Pendekatan kardinal ini bersifat kualitatif dengan satuan util.

Namun dalam prakteknya, penilaian ini akan cenderung tidak realistik karena angka pengukuran tidak mungkin tepat.

Alasan tersebut karena pengukuran nilai ini akan terpengaruhi faktor individu seperti mood, ketertarikan, dan banyak hal lainnya.

Sehingga metode pendekatan ini mulai ditinggalkan oleh para ahli marketing.

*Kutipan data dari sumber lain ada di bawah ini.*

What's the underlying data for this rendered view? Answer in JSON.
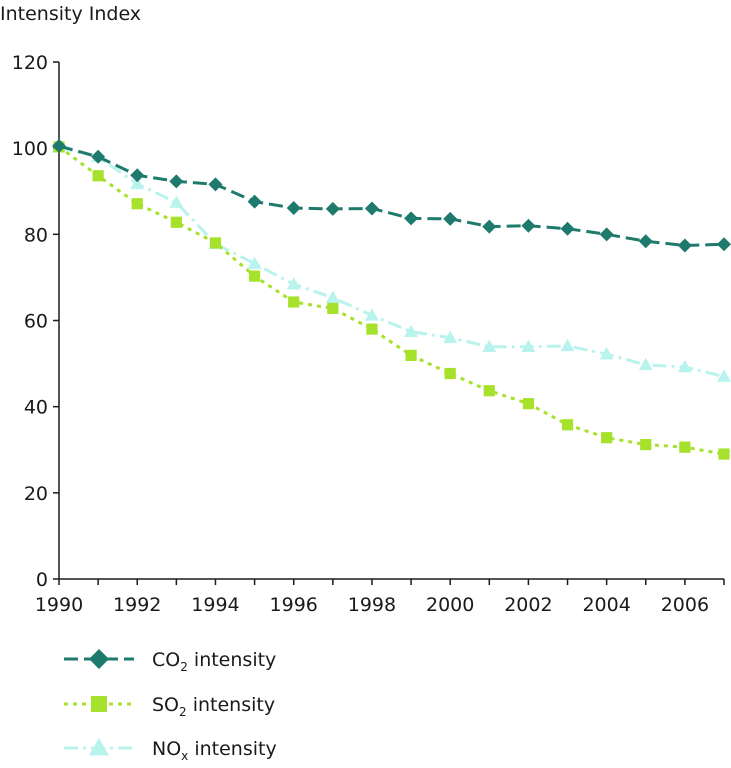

Pendekatan ini dapat diukur menggunakan kurva marginal utility, pendekatan satuan utilitas dalam menilai kepuasan seseorang dalam mengonsumsi barang dan jasa.

Dalam kurva marginal utility yang berdasarkan hukum gossen, awal mula nilai kepuasan akan naik sampai dengan titik jenuh kemudian mulai menurun hingga mati.

pendekatan kardinal dan ordinal perilaku konsumen
Gambar 1. Kurva marginal utility

Jika konsumen mendapatkan kepuasan yang tinggi, maka konsumen akan rela membayar lebih. Jika tidak, maka berlaku sebaliknya.

Pendekatan Ordinal

Pendekatan ordinal adalah teori yang mengungkapkan bahwa kepuasan konsumen yang telah menggunakan produk atau jasa tidak dapat diukur secara angka numerik atau angka pasti. Teori pendekatan ordinal dikemukakan oleh pakar ekonomi modern yaitu J.R. Hicks dan R.G.D. Allen.

Artinya, daya guna merupakan fenomena psikologi, yang tidak bisa kita ukur berdasarkan metode kuantitatif.

Akan tetapi, pada prinsip ini, konsumen tetap dapat mengekspresikan bahwa mereka merasa puas akan produk atau jasa tersebut setelah membandingkannya dengan produk lain sejenis.

Sehingga metode pendekatan ordinal bersifat kualitatif dengan satuan berdasarkan tingkat kepuasan dengan pengukuran berdasarkan kurva indifferens.

Kurva indifferens adalah kurva yang dapat menunjukkan kombinasi jumlah barang atau jasa yang telah konsumen konsumsi yang dapat menghasilkan tingkat kepuasan.

Konsumen akan mengurangi tingkat komsumsi barang jika ia menambah barang lain untuk dikonsumsi.

kurva indifferent pada pendekatan ordinal perilaku konsumen
Gambar 2. Kurva indifferens. Sumber: Intelegent economist

Perbedaan Antara Pendekatan Kardinal dan Ordinal

Kamu harusnya sudah bisa membedakan antara pendekatan kardinal dan ordinal. Akan tetapi, kami rangkumnya kembali untuk memudahkan kamu.

Berikut perbedaan antara pendekatan kardinal dan ordinal, yaitu:

  1. Pendekatan kardinal bersifat kuantitatif, sedangkan pendekatan ordinal bersifat kaulitatif.
  2. Pendekatan kardinal mengukur secara objektif, sedangkan pendekatan ordinal secara subjektif.
  3. Metode pendekatan kardinal cenderung tidak realistis karena mengukur daya guna secara kuantitatif tidak mungkin tepat, sedangkan ordinal lebih realistis karena mengukur dari segi kualitatif.
  4. Pendekatan kardinal mengukur berdasarkan daya guna, sedangkan pendekatan kardinal mengukur berdasarkan peringkat pada preferensi produk.